Purgatory is strictly a teaching of the Catholic Church that it is the state or condition in which those who have died in a state of grace, but with some attachment to sin, suffer for a time before they are admitted to the glory and happiness of heaven.

The Catholic Church also teaches that Christians can indulge in two types of sin—mortal sins (which will damn the soul) and venial sins (which will not damn the soul but will consign the person to purgatory). All, therefore, who die in venial sins or with the temporal punishment of their sins still unpaid must atone for them in purgatory. The Catholic Church also believes that the faithful on earth, the saints in heaven, and the souls in purgatory are united together in love and prayer. According to its doctrine, the faithful on earth —still struggling to win the victory of salvation—make up the church militant, while the saints in heaven are the church triumphant, and the souls in purgatory—still suffering in order to be perfectly purified from the effects of sin—constitute the church suffering.

All of these teachings are contradicted by the New Testament. The following verse gives the child of God full access to heaven: “Having therefore, brethren, boldness to enter into the holiest by the blood of Jesus, By a new and living way, which he hath consecrated for us, through the veil, that is to say, his flesh” (Heb. 10:19-20). It is a grand conclusion to the doctrinal argument of the worthiness of every child of God to enter the portals of glory. In other words, all, by accepting the blood sacrifice paid for by our Savior, have instant citizenship in heaven (when God calls us home to be with Him).

Prayers for the dead go hand in hand with purgatory. In Catholic doctrine, prayer cannot be completely efficacious without the priests as intermediaries, and no priestly functions can be rendered unless there is special payment for them. Therefore, in every land, we find the priesthood of the Catholic Church devouring widows’ houses and making merchandise of the tender emotions of sorrowing relatives sensitive to the immortal destiny of their beloved dead.

The Roman Catholic doctrine of purgatory is purely pagan and cannot for a moment stand in the light of Scripture. The Bible tells us, “the blood of Jesus Christ his Son cleanseth us from all sin” (I John 1:7). On the other hand, for those who die without personal union with Christ and consequently are unwashed, unjustified, and unsaved, there can be no other cleansing. I John 5:12 says, “He that hath the Son hath life; and he that hath not the Son of God hath not life.”

So the whole doctrine of purgatory is a system of purely pagan imposture, dishonoring God and deluding men who live in sin with the hope of atoning for it after death, thus cheating them out of their property and their salvation. As one of our SBN viewers put it, “People, they sometimes use that purgatory system to say, ‘Well, I’m bad now, but maybe I’ll get the chance to do this right in purgatory.’ So, it kind of gives you a license to misbehave so to speak, in this life.” But there are no second chances.

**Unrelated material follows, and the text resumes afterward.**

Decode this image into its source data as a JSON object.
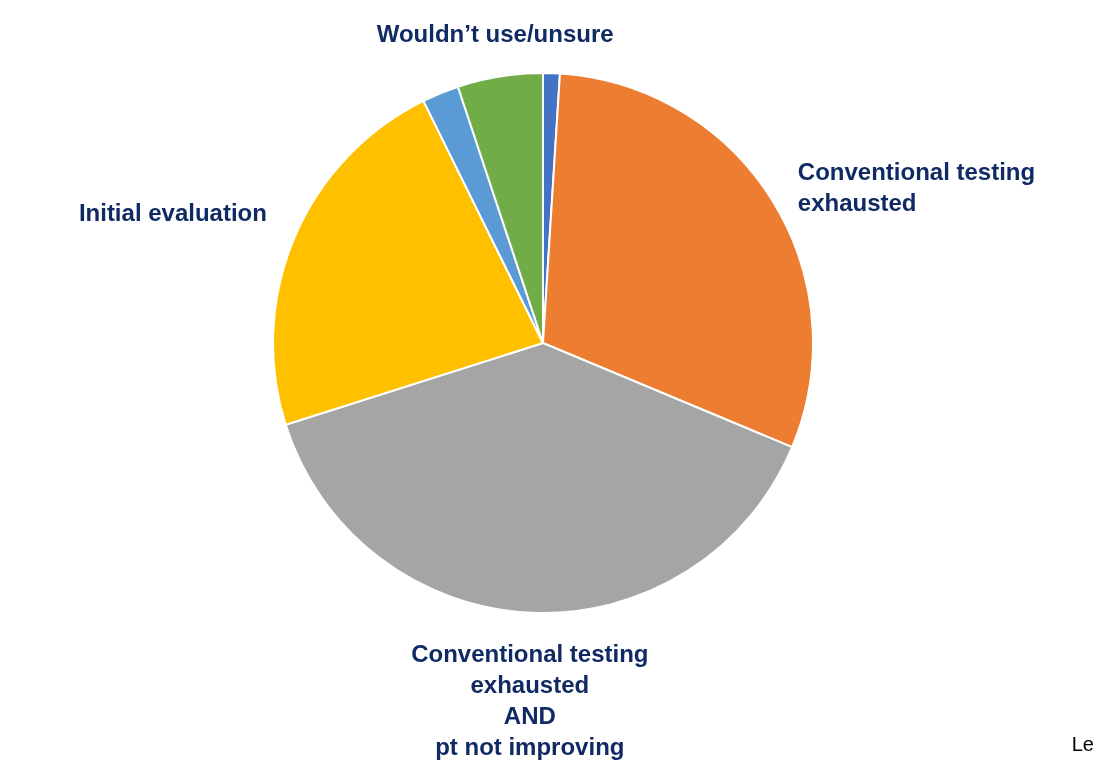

Nearly forty years ago, we ran an article in The Evangelist written by Sandy Carson and printed with his permission. Mr. Carson was a former Catholic priest who served in the Diocese of Alexandria, Louisiana, from 1955 to 1972, and what he wrote on the subject of purgatory is still enlightening and timely. The sidebar, at right, is an excerpt from that article.

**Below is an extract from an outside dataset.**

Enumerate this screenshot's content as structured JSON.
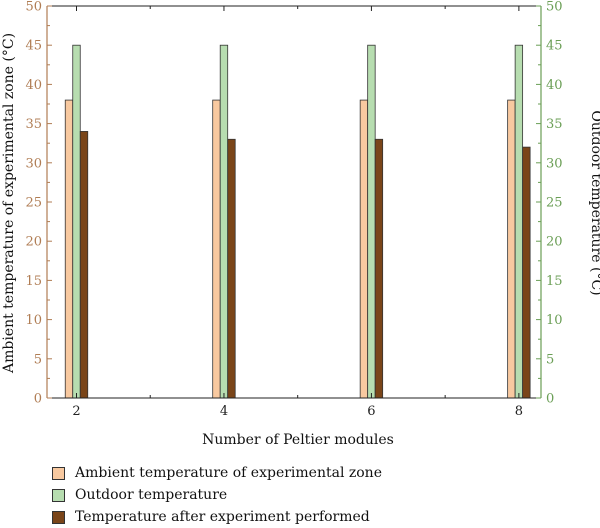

Romans 3:21-26 clearly says that righteousness is totally from God as a gift, not as a result of any of our works (including suffering in an imagined purgatory). One would not have right standing (righteousness) before God if he still owed Him some debt of punishment. Again, righteousness is the result of faith in Jesus Christ alone, and never the result of works on our part. There is no place or necessity for any purgatory.